2026/08/22

ゴールデンウィーク誕生秘話と現代の形


起源と歴史的背景

1951年5月に大映(現KADOKAWA)は映画『自由学校』を公開した。

本作は正月・お盆映画を上回る興行成績を記録し、史上最高の売上となった。

同年、宣伝部は「ゴールデンウィーク」という造語を創出した。

造語は社長永田雅一と専務取締役松山英夫が考案し、ラジオの「ゴールデンタイム」から着想を得た。

当初は漢字表記の「黄金週間」と記され、後にカタカナ表記へ統一された。

1948年施行の国民の祝日に関する法律は、4月29日(天皇誕生日/後の昭和の日)、5月3日(憲法記念日)、5月5日(こどもの日)を法定祝日と定め、祝日が土曜・日曜と組み合わさって大型連休の構造を形成した。

業界での使用と拡散

「ゴールデンウィーク」は映画の宣伝目的で使用された業界用語である。

この表現は他の映画会社やメディアにも採用され、全国に広まった。

1952年と1954年の新聞記事で「ゴールデン・ウィーク」が紹介され、一般語として定着した。

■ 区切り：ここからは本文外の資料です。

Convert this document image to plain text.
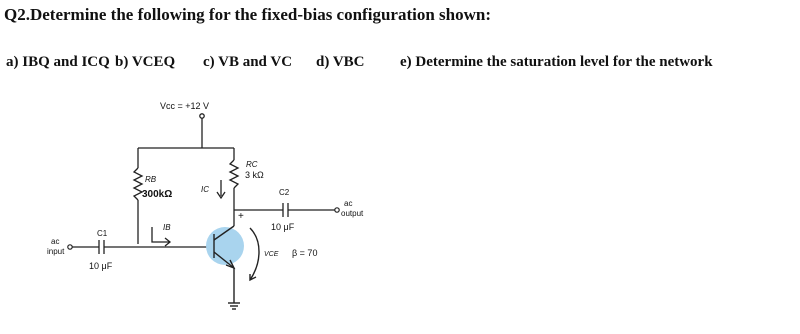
Q2.Determine the following for the fixed-bias configuration shown:
a) IBQ and ICQ b) VCEQ c) VB and VC d) VBC e) Determine the saturation level for the network
Vcc = +12 V
RB
300kΩ	IC
RC
3 kΩ
C2
10 μF
ac
output
C1
10 μF
ac
input
IB
+
VCE β = 70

百貨店、遊園地、鉄道会社は「ゴールデンウィーク」セールやイベントを実施した。

旅行会社はツアーやホテル予約の需要がピークになることを確認した。

テレビ局は特別番組や映画放送をこの期間の定番として編成した。

メディアと公共機関の表現の違い

NHKは商業的ニュアンスや視聴者苦情、外来語抑制、表記長さ、休暇長期化を理由に「ゴールデンウィーク」の使用を回避し、主に「大型連休」や「春の大型連休」の表記を使用した。

民放テレビ、新聞、ラジオは「ゴールデンウィーク」および略称「GW」を標準的に使用した。

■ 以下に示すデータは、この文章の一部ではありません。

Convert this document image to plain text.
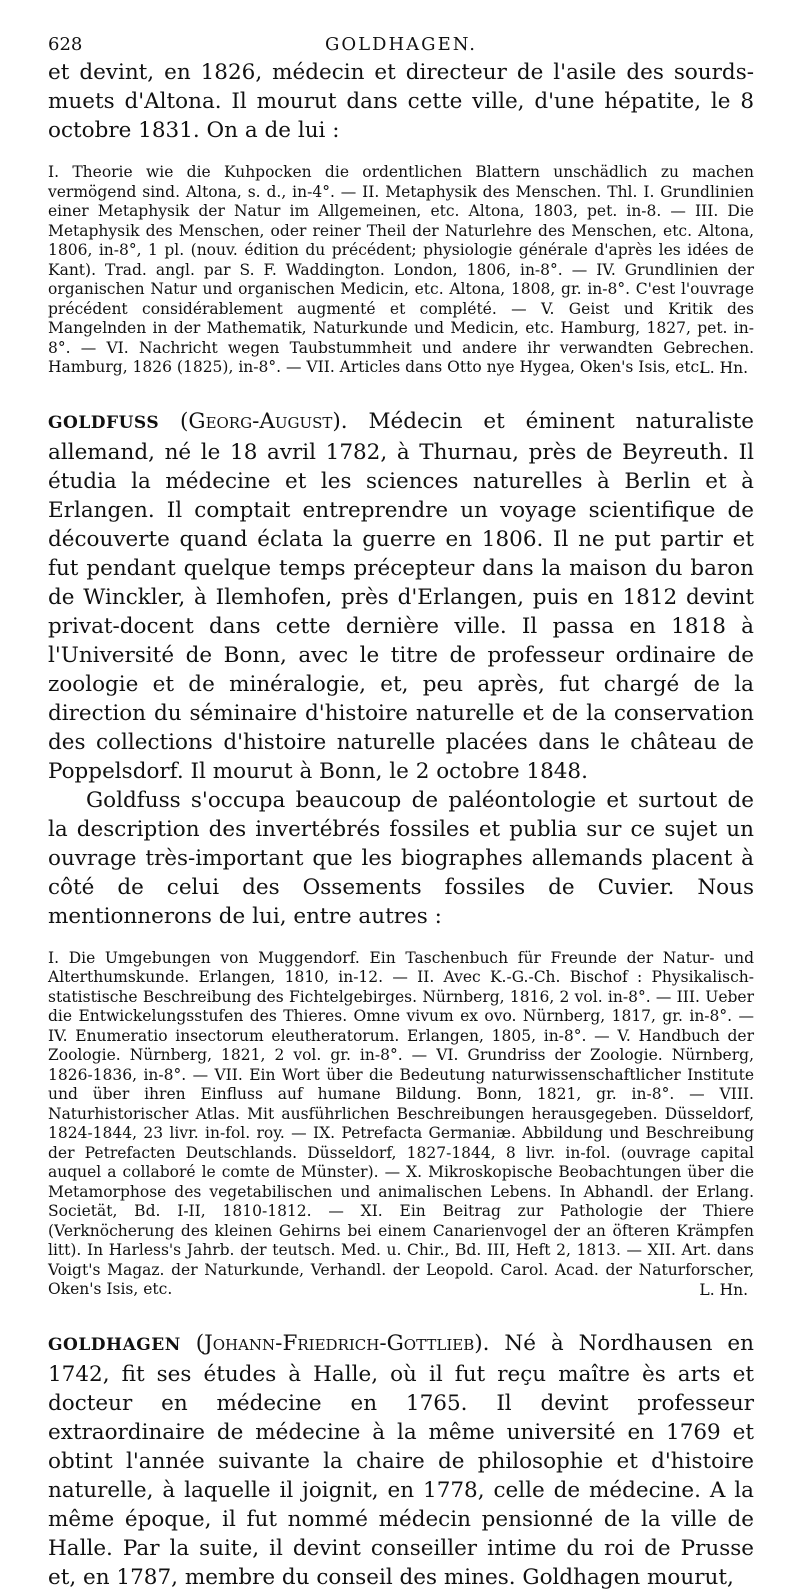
628	GOLDHAGEN.

et devint, en 1826, médecin et directeur de l'asile des sourds-muets d'Altona. Il mourut dans cette ville, d'une hépatite, le 8 octobre 1831. On a de lui :

I. Theorie wie die Kuhpocken die ordentlichen Blattern unschädlich zu machen vermögend sind. Altona, s. d., in-4°. — II. Metaphysik des Menschen. Thl. I. Grundlinien einer Metaphysik der Natur im Allgemeinen, etc. Altona, 1803, pet. in-8. — III. Die Metaphysik des Menschen, oder reiner Theil der Naturlehre des Menschen, etc. Altona, 1806, in-8°, 1 pl. (nouv. édition du précédent; physiologie générale d'après les idées de Kant). Trad. angl. par S. F. Waddington. London, 1806, in-8°. — IV. Grundlinien der organischen Natur und organischen Medicin, etc. Altona, 1808, gr. in-8°. C'est l'ouvrage précédent considérablement augmenté et complété. — V. Geist und Kritik des Mangelnden in der Mathematik, Naturkunde und Medicin, etc. Hamburg, 1827, pet. in-8°. — VI. Nachricht wegen Taubstummheit und andere ihr verwandten Gebrechen. Hamburg, 1826 (1825), in-8°. — VII. Articles dans Otto nye Hygea, Oken's Isis, etc.

L. Hn.

GOLDFUSS (Georg-August). Médecin et éminent naturaliste allemand, né le 18 avril 1782, à Thurnau, près de Beyreuth. Il étudia la médecine et les sciences naturelles à Berlin et à Erlangen. Il comptait entreprendre un voyage scientifique de découverte quand éclata la guerre en 1806. Il ne put partir et fut pendant quelque temps précepteur dans la maison du baron de Winckler, à Ilemhofen, près d'Erlangen, puis en 1812 devint privat-docent dans cette dernière ville. Il passa en 1818 à l'Université de Bonn, avec le titre de professeur ordinaire de zoologie et de minéralogie, et, peu après, fut chargé de la direction du séminaire d'histoire naturelle et de la conservation des collections d'histoire naturelle placées dans le château de Poppelsdorf. Il mourut à Bonn, le 2 octobre 1848.

Goldfuss s'occupa beaucoup de paléontologie et surtout de la description des invertébrés fossiles et publia sur ce sujet un ouvrage très-important que les biographes allemands placent à côté de celui des Ossements fossiles de Cuvier. Nous mentionnerons de lui, entre autres :

I. Die Umgebungen von Muggendorf. Ein Taschenbuch für Freunde der Natur- und Alterthumskunde. Erlangen, 1810, in-12. — II. Avec K.-G.-Ch. Bischof : Physikalisch-statistische Beschreibung des Fichtelgebirges. Nürnberg, 1816, 2 vol. in-8°. — III. Ueber die Entwickelungsstufen des Thieres. Omne vivum ex ovo. Nürnberg, 1817, gr. in-8°. — IV. Enumeratio insectorum eleutheratorum. Erlangen, 1805, in-8°. — V. Handbuch der Zoologie. Nürnberg, 1821, 2 vol. gr. in-8°. — VI. Grundriss der Zoologie. Nürnberg, 1826-1836, in-8°. — VII. Ein Wort über die Bedeutung naturwissenschaftlicher Institute und über ihren Einfluss auf humane Bildung. Bonn, 1821, gr. in-8°. — VIII. Naturhistorischer Atlas. Mit ausführlichen Beschreibungen herausgegeben. Düsseldorf, 1824-1844, 23 livr. in-fol. roy. — IX. Petrefacta Germaniæ. Abbildung und Beschreibung der Petrefacten Deutschlands. Düsseldorf, 1827-1844, 8 livr. in-fol. (ouvrage capital auquel a collaboré le comte de Münster). — X. Mikroskopische Beobachtungen über die Metamorphose des vegetabilischen und animalischen Lebens. In Abhandl. der Erlang. Societät, Bd. I-II, 1810-1812. — XI. Ein Beitrag zur Pathologie der Thiere (Verknöcherung des kleinen Gehirns bei einem Canarienvogel der an öfteren Krämpfen litt). In Harless's Jahrb. der teutsch. Med. u. Chir., Bd. III, Heft 2, 1813. — XII. Art. dans Voigt's Magaz. der Naturkunde, Verhandl. der Leopold. Carol. Acad. der Naturforscher, Oken's Isis, etc.	L. Hn.

GOLDHAGEN (Johann-Friedrich-Gottlieb). Né à Nordhausen en 1742, fit ses études à Halle, où il fut reçu maître ès arts et docteur en médecine en 1765. Il devint professeur extraordinaire de médecine à la même université en 1769 et obtint l'année suivante la chaire de philosophie et d'histoire naturelle, à laquelle il joignit, en 1778, celle de médecine. A la même époque, il fut nommé médecin pensionné de la ville de Halle. Par la suite, il devint conseiller intime du roi de Prusse et, en 1787, membre du conseil des mines. Goldhagen mourut,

官公庁や学校は「大型連休」の表記が主流であり、商業色の語は使用しなかった。

派生語と国際的呼称

「マルコ・ポーロ説」や「砂金採り説」は根拠が乏しい俗説として言及される。

  • シルバーウィーク:9月に祝日が連続する年に使用されるが定着度は低い。
  • プラチナウィーク:ゴールデンウィークが祝日や有給休暇と組み合わさり、10日以上の連続休暇になるケースで使用される(例:2019年の即位連休)。
  • ブロンズウィーク、エメラルドウィーク:語感はあるが定着していない。

英語圏では和製英語として通じず、 “Japan’s Spring Holidays” などで説明される。

中国・台湾では「黄金周」と呼称される。

現代の連休形態と将来の展望

現在のゴールデンウィークは昭和の日、憲法記念日、みどりの日、こどもの日の4つの祝日と土曜・日曜で構成される。

2026年例では、5月3日が日曜にあたるため、5月6日が振替休日となり、計8日間の連続休暇が実現する。

1985年の祝日法改正で「国民の休日」制度が追加され、連続した休日が延長しやすくなった。

1980年代以降の週休二日制の普及により、長期休暇取得が増加した。

名探偵コナンシリーズ(1997年以降毎年)やクレヨンしんちゃん映画(1994年以降)はゴールデンウィークの定番公開例として挙げられる。

有給取得と組み合わせると「プラチナウィーク」と呼ばれる期間が形成される。

例として、2026年に4月30日と5月1日を有給取得した場合、10日間の連続休暇となる。

SNS上ではハッシュタグ「GW」が使用され、旅行記やイベント情報が共有されている。